É bacharel em filosofia, publicou 'Pensando Bem...' (Editora Contexto) em 2016.
Escreve às terças, quartas, sextas, sábados e domingos.
A foto
SÃO PAULO - A imagem de Aylan Kurdi jazendo morto numa praia turca colocou o debate sobre a imigração num novo patamar. De repente, a dor das centenas de milhares de refugiados encontrou concretude numa foto e se transformou numa indignação mundial que, embora difusa, encerra poder mobilizador. De algum modo, a morte do menino imprimiu o necessário tom de urgência às intermináveis discussões entre autoridades europeias.

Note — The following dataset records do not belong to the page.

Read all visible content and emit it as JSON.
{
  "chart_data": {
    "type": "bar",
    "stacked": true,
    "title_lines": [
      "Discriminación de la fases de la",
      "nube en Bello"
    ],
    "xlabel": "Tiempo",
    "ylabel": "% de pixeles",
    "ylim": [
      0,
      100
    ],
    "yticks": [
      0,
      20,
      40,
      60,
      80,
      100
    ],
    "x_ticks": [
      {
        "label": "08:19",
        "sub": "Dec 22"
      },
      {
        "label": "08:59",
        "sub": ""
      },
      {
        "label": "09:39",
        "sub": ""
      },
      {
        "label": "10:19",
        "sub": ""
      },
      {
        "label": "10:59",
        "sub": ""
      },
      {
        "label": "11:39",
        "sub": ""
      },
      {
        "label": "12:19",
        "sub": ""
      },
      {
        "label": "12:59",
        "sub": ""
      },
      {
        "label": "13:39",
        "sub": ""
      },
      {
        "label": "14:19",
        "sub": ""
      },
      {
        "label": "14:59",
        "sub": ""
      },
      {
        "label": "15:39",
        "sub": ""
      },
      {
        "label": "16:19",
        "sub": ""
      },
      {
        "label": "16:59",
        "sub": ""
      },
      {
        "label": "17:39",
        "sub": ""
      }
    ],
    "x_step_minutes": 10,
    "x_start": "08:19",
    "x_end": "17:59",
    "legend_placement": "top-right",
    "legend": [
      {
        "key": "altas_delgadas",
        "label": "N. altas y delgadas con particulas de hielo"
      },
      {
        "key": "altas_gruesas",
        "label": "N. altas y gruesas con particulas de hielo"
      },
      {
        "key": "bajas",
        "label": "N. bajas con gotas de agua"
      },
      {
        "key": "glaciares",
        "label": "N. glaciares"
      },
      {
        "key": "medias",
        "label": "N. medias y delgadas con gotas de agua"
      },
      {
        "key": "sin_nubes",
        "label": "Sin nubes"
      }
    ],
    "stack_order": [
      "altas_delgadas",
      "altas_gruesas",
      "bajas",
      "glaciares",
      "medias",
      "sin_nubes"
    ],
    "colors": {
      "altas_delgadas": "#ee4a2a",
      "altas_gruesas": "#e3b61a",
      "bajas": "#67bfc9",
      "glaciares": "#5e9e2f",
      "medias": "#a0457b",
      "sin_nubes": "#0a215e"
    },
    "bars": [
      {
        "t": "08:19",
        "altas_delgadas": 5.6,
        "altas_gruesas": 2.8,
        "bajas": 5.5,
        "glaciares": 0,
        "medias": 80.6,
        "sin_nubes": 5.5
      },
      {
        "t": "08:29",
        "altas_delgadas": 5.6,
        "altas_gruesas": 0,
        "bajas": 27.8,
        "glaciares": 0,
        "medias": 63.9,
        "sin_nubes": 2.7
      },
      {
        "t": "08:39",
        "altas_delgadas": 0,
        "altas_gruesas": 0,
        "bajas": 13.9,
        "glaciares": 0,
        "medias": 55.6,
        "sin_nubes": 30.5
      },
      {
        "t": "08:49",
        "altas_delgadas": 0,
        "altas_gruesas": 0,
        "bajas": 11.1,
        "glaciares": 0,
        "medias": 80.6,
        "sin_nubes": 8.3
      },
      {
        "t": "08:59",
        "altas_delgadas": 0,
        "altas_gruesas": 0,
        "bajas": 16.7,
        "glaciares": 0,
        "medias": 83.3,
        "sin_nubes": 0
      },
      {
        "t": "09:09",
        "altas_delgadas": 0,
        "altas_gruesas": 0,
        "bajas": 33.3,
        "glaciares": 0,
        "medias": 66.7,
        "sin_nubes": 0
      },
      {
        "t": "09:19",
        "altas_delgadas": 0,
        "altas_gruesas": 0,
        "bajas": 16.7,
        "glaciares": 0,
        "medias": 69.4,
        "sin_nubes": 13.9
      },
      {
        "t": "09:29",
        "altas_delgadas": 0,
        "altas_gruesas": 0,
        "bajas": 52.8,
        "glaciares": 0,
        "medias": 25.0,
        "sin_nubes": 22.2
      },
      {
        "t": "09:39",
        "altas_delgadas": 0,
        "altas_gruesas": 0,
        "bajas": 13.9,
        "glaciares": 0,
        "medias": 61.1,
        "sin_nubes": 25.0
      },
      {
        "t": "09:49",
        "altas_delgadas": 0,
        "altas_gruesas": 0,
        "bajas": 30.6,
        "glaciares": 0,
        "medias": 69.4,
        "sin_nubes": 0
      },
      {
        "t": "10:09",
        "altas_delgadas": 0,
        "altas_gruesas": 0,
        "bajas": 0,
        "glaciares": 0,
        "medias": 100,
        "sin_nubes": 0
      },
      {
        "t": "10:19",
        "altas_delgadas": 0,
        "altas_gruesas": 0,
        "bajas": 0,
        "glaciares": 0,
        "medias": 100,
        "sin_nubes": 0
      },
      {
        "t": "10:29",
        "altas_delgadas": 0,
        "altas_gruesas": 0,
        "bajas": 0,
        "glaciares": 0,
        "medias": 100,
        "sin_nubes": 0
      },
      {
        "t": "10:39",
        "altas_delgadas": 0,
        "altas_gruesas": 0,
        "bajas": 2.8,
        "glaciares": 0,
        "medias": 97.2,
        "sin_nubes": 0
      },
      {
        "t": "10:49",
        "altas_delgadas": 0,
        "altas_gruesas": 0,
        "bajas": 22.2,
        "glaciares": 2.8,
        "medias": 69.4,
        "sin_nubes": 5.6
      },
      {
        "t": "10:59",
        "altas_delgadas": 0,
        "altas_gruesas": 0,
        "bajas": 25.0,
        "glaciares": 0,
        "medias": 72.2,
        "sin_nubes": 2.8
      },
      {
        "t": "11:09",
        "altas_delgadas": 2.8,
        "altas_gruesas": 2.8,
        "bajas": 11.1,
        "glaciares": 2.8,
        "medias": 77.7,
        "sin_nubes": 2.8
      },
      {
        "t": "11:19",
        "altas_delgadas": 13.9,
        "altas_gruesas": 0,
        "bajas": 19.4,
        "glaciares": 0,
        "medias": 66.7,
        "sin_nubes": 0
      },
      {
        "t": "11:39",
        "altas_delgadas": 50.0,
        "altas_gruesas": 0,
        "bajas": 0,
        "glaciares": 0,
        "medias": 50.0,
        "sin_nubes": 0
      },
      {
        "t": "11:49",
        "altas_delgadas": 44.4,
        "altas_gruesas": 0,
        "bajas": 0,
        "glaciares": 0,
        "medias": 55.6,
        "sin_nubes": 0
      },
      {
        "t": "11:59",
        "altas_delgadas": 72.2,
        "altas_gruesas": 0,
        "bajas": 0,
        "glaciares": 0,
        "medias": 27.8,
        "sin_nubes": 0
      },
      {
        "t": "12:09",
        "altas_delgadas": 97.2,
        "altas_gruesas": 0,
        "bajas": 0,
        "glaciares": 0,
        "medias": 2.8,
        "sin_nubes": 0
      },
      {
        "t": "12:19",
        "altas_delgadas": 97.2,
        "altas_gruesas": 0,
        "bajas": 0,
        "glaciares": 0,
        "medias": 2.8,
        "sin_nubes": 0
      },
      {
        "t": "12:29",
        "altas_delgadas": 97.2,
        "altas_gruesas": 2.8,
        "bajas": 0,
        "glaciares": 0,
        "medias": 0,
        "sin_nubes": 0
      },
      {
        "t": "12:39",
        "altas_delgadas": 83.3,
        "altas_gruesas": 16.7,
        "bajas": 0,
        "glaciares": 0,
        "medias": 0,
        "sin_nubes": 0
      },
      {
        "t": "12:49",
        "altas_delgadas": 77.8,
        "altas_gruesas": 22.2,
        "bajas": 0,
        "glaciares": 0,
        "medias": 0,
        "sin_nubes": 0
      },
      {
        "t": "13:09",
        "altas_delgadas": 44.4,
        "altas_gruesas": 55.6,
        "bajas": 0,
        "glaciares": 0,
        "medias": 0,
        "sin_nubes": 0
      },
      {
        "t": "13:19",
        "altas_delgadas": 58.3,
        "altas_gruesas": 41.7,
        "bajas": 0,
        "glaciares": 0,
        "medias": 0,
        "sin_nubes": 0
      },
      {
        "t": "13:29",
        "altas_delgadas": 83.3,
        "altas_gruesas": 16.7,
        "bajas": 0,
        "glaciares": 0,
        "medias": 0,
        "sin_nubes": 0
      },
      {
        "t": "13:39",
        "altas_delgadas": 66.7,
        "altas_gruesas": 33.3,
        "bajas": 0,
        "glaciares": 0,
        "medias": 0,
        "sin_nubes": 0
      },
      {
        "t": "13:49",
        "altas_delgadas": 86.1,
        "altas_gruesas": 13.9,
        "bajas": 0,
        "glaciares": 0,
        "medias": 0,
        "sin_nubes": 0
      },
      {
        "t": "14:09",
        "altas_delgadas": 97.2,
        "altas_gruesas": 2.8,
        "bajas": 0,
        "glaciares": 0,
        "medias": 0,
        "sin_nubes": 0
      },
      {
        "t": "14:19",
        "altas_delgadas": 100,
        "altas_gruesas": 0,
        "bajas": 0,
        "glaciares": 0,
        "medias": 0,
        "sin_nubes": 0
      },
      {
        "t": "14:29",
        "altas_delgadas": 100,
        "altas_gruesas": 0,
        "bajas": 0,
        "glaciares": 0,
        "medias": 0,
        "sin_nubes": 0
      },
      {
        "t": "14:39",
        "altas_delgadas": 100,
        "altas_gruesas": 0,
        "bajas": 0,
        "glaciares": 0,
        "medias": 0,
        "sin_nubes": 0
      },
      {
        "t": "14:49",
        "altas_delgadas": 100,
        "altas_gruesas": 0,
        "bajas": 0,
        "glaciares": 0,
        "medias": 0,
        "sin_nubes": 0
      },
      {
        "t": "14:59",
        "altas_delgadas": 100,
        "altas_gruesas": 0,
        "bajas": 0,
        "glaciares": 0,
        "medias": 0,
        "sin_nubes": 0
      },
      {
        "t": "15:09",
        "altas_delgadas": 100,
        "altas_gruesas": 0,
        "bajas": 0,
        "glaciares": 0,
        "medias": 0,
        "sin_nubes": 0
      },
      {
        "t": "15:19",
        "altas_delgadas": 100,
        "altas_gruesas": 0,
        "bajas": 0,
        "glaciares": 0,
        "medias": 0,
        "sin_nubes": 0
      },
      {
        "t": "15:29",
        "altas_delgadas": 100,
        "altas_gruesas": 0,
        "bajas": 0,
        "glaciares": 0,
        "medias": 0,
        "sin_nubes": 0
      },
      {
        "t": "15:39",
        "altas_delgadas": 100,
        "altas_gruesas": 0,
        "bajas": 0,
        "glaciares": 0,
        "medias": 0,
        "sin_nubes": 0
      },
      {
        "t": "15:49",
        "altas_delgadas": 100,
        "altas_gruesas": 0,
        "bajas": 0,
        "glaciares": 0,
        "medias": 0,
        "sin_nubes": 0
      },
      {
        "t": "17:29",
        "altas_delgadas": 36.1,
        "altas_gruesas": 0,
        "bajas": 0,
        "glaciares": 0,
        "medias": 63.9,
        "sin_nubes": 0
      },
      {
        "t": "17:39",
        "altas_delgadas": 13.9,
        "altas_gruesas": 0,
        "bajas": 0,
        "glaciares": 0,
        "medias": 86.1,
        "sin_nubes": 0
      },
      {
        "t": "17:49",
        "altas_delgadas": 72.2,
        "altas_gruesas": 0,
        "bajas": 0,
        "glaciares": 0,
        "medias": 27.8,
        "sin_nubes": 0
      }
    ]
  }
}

O curioso aqui é que, a rigor, o triste caso dos Kurdi não agrega nenhuma informação nova. Não era preciso que Aylan morresse para que descobríssemos que conflitos civis e desgraças econômicas variadas vêm levando grandes contingentes de pessoas a desistir de seus países e tentar uma vida melhor na Europa. Os óbices criados pelo velho continente para recebê-los fazem com se arrisquem em travessias perigosas que já custaram a vida a milhares.
Não obstante, foi só depois que a foto circulou pela internet que o drama dos refugiados ganhou saliência e o clima de fato mudou. Por quê?
Aparentemente, humanos somos mais facilmente motivados por estímulos sensoriais e lembranças, que falam diretamente aos centros emocionais do cérebro, do que por cálculos objetivos e raciocínios abstratos.
E aqui, no que não deixa de ser uma perversa ironia, vale observar que o mesmo viés de saliência que agora nos impele a pressionar as autoridades está também na base de nossa rejeição a imigrantes.
É que temos grande facilidade para visualizar todos os problemas gerados pelo choque cultural e por algumas rivalidades reais ou imaginárias, mas não conseguimos enxergar o enorme benefício econômico resultante da incorporação de mais mão de obra, que se dá através de mecanismos um pouco mais sutis.
Nada contra as emoções, mas a humanidade ganharia se aprimorasse a capacidade de enxergar também o que não está diante de seu nariz.